Adding the first sleeve took longer than I expected. I added the sleeve lining starting from the bottom edge, so it’s just turned, but then I needed to attach it to the bodice at the top and finish the open edge. My sewing machine wasn’t liking that, so I ended up doing the finished edge by hand. I originally stitched the sleeve too far around, which resulted in too significant limitation on movement. It’s probably more period to leave it restricted, but it wasn’t comfortable to touch my right shoulder with my left arm, and that means if something dented my poofs I’d have to ask someone to fluff them for me. And that was an unattractive prospect, because I’m likely going to need that a lot, especially at active events like the tournament.
So I pulled out part of the seam. I also ended up tightening the sleeve at the top after I realized that the sleeve was less tight than the arm hole, and it looked a bit wrong. however, making it line up with the diameter of the arm hole (which isn’t really necessary since it’s only attaching at the top) made it tight enough that I was able to pull it on over the chemise, but then the sleeve and chemise might as well have been glued on. It was so tight I had enormous trouble just pulling the bulk of the chemise sleeve down to where it needs to be to make the elbow puff. So no good. I ended up taking out that seam and compromising. The sleeve will hang a little below where it would line up with the armhole, but I’ll be able to actually dress myself.
I’ve decided not to do bands at all, at least for now, but I’m looking at edging the neck hole with a row of “pearls” (which shouldn’t take much time) and, if I’m far enough ahead of schedule, I *might* try to do some bead embroidery on the hem of the sleeve uppers.

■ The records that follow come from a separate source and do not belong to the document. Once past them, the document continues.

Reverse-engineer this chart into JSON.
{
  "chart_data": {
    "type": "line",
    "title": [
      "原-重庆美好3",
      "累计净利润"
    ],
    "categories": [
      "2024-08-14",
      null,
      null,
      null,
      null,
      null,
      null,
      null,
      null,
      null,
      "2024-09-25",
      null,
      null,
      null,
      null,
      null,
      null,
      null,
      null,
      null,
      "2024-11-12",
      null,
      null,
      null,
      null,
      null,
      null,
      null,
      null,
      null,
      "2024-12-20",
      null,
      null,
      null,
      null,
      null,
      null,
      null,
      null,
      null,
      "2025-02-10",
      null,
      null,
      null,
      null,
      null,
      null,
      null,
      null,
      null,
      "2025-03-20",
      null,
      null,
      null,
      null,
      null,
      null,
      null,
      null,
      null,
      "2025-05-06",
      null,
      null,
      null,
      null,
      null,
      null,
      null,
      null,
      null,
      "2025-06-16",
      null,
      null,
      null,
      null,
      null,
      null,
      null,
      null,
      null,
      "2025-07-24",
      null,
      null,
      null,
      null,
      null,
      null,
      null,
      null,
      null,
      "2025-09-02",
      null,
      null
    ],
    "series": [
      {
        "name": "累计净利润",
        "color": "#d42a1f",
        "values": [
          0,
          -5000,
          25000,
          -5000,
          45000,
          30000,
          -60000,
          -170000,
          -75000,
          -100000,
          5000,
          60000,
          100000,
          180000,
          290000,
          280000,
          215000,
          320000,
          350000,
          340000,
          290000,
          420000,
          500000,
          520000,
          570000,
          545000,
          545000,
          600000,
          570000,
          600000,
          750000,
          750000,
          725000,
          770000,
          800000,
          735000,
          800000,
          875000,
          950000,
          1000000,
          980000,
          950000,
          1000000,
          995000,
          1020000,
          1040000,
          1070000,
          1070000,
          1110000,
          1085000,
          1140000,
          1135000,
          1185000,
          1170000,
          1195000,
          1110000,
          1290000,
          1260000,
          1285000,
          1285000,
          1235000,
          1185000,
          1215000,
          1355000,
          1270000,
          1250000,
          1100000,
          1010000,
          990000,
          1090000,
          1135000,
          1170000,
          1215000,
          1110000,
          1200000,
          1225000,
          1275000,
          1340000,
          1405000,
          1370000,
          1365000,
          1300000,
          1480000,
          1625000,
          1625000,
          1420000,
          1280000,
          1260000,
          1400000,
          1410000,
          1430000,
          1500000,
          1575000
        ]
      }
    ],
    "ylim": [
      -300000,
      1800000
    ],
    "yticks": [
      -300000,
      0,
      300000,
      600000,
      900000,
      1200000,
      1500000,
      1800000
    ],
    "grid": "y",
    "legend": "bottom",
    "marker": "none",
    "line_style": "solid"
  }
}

I found a seashell design I could do in pearls to reinforce the less-and-less-subtle Ariel reference.
I also need to figure out what I’m putting on my head, because I don’t actually have a brimmed hat, and I’m going to be marshaling, which means standing about in the sun, which means I should have a hat.
I’m also considering performing a musical version of the “Who is Sylvia?” sonnet, but I’m undecided. If I have time between finishing the gown, working this week, and figuring out the hat issue to get a song I “kind of” know to the point of performance, maybe… I don’t remember the last time I had a vocal solo. I’m totally fine singing in front of a crowd as part of a group, but I’m not sure I’ve ever sung by myself in front of people except in a very casual environment.
Anyway, tomorrow I’m going to be going to the laundromat to wash blankets, and in the evening I’m going to a roleplaying game session, both of which are things I can effectively do while hand-sewing. So tomorrow I’m going to attach the second sleeve and hem all my raw edges. That’ll give me a wearable dress, minus the lower part of the sleeve. For which, I just realized, I need to go buy more eyelets. I’m pretty much out of silver ones, and I don’t want to switch to gold midway through. Sadly, it looks like I’ll have to spend a couple bucks on this gown after all. Oh well.
Not counting the fact that it’s 4am (it’s still yesterday, damn it!) I have six days to finish this project. Totally doable. My challenge at this point is going to be adding only what I can complete in symmetry in time. The neckline is easy, but the seashells, which I’d LOVE to have, are a complete mystery. I have no idea how long they’ll take.